Health Care Provider Fears

Kelly said she hopes the new products that become available are priced within reach to the masses and not so costly that patients will not be able to use them. Her hope is the FDA will understand that all patients will not be able to be treated with these new products and will find a “loophole” for the existence of stool banks and not completely take FMT off the table.

When other products become available, Kelly speculates the FDA may say stool banks are no longer necessary.

“That makes me a little nervous because I can already foresee that there will be people who may not be candidates for treatment with some of these encapsulated products,” Kelly said. “For instance, I have patients who can’t swallow, they’ve had a stroke, or they have some swallowing difficulties. If you can’t swallow that’s not going to be helpful for you. Direct colonoscopic delivery is superior in critically ill patients with acute/severe or fulminant C. difficile who may also have an ileus. I’d hate to see stool banks disappear.”

Yen said there is a large unmet need for material and providers for patients with recurrent C. difficile, despite the advent of other stool substitutes being studied.
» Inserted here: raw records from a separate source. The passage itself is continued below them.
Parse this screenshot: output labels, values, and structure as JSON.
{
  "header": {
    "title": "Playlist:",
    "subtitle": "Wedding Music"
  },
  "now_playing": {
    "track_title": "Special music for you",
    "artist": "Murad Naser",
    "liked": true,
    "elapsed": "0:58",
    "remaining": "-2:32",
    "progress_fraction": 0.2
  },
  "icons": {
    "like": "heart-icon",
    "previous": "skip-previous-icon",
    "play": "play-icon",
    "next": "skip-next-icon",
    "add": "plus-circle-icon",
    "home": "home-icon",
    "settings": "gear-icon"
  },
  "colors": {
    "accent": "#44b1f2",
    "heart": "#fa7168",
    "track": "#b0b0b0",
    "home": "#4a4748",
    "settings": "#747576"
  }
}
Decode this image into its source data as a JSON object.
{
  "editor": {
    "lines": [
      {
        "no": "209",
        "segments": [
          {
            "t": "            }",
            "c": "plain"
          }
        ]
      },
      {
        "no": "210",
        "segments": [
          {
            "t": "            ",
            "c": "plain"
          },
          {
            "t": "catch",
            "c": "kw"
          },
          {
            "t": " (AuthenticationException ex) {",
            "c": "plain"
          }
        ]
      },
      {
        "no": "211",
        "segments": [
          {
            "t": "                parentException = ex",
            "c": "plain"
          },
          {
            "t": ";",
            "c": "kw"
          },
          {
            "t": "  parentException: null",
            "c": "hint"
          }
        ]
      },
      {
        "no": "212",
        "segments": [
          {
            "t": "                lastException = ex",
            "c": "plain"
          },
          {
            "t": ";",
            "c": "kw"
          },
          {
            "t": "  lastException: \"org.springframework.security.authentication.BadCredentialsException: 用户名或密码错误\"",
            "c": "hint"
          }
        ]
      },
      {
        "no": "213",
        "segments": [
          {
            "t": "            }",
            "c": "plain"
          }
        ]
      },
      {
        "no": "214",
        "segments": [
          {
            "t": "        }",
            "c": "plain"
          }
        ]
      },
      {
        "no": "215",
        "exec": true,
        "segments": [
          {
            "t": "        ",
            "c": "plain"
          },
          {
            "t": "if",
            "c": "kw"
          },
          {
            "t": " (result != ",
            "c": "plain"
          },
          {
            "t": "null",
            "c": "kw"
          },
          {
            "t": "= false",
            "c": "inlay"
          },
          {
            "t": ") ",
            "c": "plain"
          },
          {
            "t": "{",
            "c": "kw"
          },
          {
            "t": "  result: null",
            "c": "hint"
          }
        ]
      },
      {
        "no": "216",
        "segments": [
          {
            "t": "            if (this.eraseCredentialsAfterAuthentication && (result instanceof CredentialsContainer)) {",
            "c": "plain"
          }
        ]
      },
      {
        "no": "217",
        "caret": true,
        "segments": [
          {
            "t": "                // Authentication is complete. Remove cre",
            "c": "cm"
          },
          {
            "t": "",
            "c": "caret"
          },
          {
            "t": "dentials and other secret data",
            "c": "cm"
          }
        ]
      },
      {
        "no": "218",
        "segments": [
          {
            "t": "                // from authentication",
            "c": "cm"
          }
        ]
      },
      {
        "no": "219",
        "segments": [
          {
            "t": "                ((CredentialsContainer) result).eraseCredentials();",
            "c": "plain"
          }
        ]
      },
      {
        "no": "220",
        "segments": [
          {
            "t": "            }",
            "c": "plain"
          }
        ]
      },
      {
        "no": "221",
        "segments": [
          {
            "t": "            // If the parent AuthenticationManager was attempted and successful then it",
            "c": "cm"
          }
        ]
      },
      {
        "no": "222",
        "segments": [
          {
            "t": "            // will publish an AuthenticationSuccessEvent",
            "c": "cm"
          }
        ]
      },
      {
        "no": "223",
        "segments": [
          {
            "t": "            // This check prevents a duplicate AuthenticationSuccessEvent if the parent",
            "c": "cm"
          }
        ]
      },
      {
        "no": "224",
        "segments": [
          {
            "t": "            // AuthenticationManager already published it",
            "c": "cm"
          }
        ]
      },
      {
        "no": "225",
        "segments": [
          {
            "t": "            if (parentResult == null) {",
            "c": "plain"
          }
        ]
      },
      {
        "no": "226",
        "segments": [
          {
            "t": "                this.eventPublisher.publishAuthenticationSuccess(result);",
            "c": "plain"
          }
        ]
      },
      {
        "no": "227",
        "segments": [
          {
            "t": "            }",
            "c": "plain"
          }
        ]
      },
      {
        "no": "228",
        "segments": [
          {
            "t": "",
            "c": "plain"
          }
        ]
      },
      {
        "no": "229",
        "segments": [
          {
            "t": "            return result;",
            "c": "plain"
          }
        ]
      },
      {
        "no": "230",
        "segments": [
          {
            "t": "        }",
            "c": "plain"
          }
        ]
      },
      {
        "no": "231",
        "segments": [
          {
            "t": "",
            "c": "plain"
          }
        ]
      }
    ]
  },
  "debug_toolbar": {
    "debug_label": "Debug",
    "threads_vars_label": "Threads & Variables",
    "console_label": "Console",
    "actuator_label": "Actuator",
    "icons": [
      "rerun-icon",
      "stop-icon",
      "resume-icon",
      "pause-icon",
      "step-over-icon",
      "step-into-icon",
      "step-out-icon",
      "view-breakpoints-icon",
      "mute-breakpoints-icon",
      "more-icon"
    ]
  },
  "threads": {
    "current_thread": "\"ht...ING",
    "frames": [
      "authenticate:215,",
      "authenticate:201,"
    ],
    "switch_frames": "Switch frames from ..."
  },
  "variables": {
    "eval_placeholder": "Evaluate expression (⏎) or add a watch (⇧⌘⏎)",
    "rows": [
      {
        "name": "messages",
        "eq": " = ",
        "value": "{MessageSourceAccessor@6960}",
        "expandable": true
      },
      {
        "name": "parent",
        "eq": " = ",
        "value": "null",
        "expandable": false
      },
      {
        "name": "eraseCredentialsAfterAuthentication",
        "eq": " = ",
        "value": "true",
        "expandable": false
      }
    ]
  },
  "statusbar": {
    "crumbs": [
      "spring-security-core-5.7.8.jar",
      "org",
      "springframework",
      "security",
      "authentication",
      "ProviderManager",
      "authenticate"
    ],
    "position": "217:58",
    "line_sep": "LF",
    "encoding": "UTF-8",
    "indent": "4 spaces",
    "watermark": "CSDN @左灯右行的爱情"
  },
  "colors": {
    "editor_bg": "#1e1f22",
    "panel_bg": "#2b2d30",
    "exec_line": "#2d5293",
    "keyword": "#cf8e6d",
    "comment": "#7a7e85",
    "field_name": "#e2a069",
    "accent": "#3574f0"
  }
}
“The key thing is the whole field is moving from direct human-provided product into a more pharmaceutical-grade product that can be mass produced,” Grinspan, the director of the GI Microbial Therapeutics, said. “[In addition,] we have all the safety regulations and protocols to avoid not just COVID; but there are also concerns about multidrug-resistant organisms. So, by having a more [pharmaceutical]-grade product, a more defined product or one that has rigorous protocols involved, you can screen for all these things to make sure the product we’re providing is as safe as it possibly can be.”

“It’s unfortunate because patients are really the ones suffering,” Allegretti said. “If OpenBiome is not able to provide material anymore, many of us are asking the question, what will replace it? We actually don’t know what the answer to that question is yet.”